Wir bekamen einen Platz längsseits am Zugangssteg zum Hafen, sehr verkehrsgünstig und jeder kam an unserem Cockpit vorbei … bonjour … salut … hi…hello… hallo! So kommen auch, kaum dass wir die Leinen fest haben, Bekannte vorbei, die wir schon auf Martinique und Guadeloupe getroffen haben. Hiii … das ist ja nett! Schön, Euch zu sehen!
Wir waren seit fast zwei Monaten in keinem Hafen mehr und so genossen wir die Annehmlichkeiten … man kann einfach so von Bord und zum Bäcker gehen, man hat Sanitäranlagen (mehr als die Hälfte funktioniert nicht, grrhhh), Müllentsorgungsmöglichkeiten und nette Nachbarn, es schaukelt nicht, es gibt einen Wasseranschluss und Landstrom für die kleine Klimaanlage.

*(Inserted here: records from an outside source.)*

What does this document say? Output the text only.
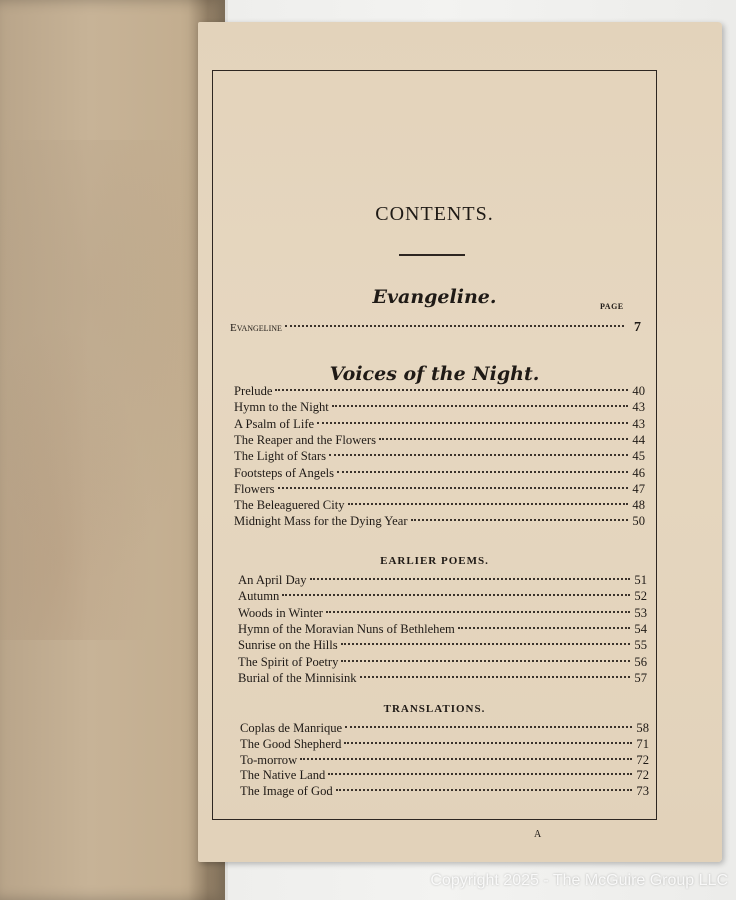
CONTENTS.
Evangeline.	PAGE
Voices of the Night.
EARLIER POEMS.
TRANSLATIONS.
Evangeline	7
Prelude	40
Hymn to the Night	43
A Psalm of Life	43
The Reaper and the Flowers	44
The Light of Stars	45
Footsteps of Angels	46
Flowers	47
The Beleaguered City	48
Midnight Mass for the Dying Year	50
An April Day	51
Autumn	52
Woods in Winter	53
Hymn of the Moravian Nuns of Bethlehem	54
Sunrise on the Hills	55
The Spirit of Poetry	56
Burial of the Minnisink	57
Coplas de Manrique	58
The Good Shepherd	71
To-morrow	72
The Native Land	72
The Image of God	73
A
Copyright 2025 - The McGuire Group LLC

Montags kam auch tatsächlich unser Mechaniker, Renan, vorbei, baute unter wildem Gefluche und Gestöhne diverse Teile des Volvos aus, nahm sie mit in die Werkstatt, wo sie gereinigt wurden und baute sie nachmittags wieder ein. Für das Wechseln des Zahnriemens hatte er leider keine Zeit mehr und wir hofften, dass er das auch in den folgenden Tagen noch erledigen würde.

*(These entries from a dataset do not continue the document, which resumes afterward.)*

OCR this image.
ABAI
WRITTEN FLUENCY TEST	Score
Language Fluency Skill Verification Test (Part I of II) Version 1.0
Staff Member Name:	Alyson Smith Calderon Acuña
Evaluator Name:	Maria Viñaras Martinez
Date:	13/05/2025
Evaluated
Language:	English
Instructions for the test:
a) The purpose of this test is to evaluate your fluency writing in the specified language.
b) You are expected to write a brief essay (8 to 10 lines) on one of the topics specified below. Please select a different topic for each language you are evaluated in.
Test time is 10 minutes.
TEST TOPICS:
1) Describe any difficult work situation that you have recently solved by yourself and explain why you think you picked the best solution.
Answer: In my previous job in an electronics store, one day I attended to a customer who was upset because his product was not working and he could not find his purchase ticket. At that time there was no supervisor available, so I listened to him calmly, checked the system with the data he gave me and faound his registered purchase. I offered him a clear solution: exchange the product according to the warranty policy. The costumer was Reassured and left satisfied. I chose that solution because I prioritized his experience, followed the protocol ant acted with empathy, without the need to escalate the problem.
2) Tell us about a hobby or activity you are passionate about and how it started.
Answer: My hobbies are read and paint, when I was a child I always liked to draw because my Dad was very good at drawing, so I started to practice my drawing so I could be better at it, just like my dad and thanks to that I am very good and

Wir gingen jeden Tag mit mehreren Rucksäcken Einkaufen, um unsere Vorräte wieder aufzufüllen, weil es in St. Martin ganz gut sortierte und bezahlbare Supermärkte gab. Das war eine sehr schweißtreibende Angelegenheit bei der Hitze und einem 1,5 km Fußmarsch. Hier trafen wir auch immer wieder „Leidensgenossen“, die uns deutsch sprechen hörten und mit denen man ins Plaudern kam … wo liegt Euer Schiff? Wo kommt Ihr her, wo wollt Ihr hin? Ach, bei uns war dies und jenes kaputt … kennt Ihr einen Mechaniker? Da sitzt man schnell „in einem Boot“.
Wir konnten unseren Liegeplatz im Hafen verlängern, weil Renan frühestens am Freitag kommt und danach ist ja wieder mal Feiertag am Montag (Pfingsten). Na, ja es gibt ja immer was zu tun … aktuell zickt mal wieder der Generator und Mc Gyver steckt im Motorraum, aber irgendwann müssen wir nach Süden, denn uns sitzt die Hurricane-saison im Nacken, die Anfang Juni beginnt und da sollten wir hier weg sein.